We need to go from ComputaionalGraph to running nodes on different servers with connected parts. There may be different approaches considering different systems, however we're just going to focus on Kafka.

Example

  • We're given some computational graph: my_cg
  • For simplicity's sake, let's say each node in my_cg gets one server (servers for now but could be a container)
  • So if my_cg had 5 nodes, then we have to allocate resources and ask for 5 servers
  • Assign a node to each server
  • Consider the case of Node 1, assigned to let's say server 1
  • Server 1 must start running the node code
  • Thus, when running correctly, Node 1 is consuming from all subscribed topics, applying computations to them, and outputting to the correct topic

Approach

It doesn't appear that we'll be touching much Kafka code at all. Instead, we just need to set up the environment which is apparently like so.

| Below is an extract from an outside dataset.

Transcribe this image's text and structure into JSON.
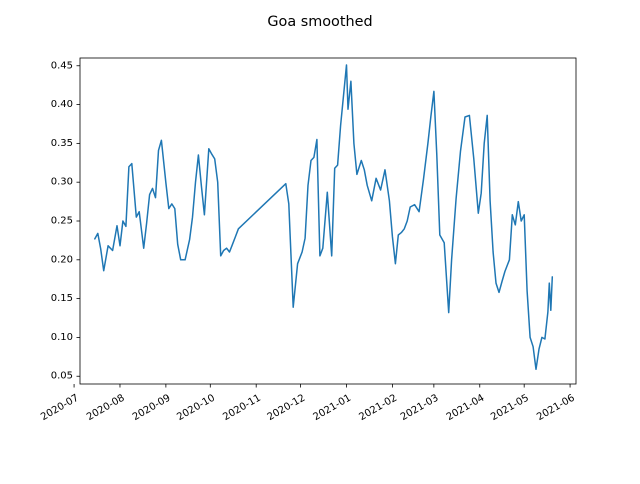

  1. Start up the main zookeeper server
  2. Spin up however many servers we want to be a part of the network

At this point we should have servers that are ready to become producers, consumers etc

  1. Create all the topics we need (our edges in the computational graph)
  2. Create producers for topics (this is where I get confused... where are we creating the producer and how can we customize the work it does. We want to create a producer which is going to run the custom code the user provides for that node)
  3. Create consumers for topics (same concerns as above. In fact, we need to link the two together)
  4. Connect the shit together?

Questions and TODOs

  • When a user deploys the system, how will they interact with it from that point? I'm thinking of having some form of API where they can make queries to the system. Ideally we can query each node individaully for their status. Of particular interest would be to provide some interface to the last node so there is a way to look at results.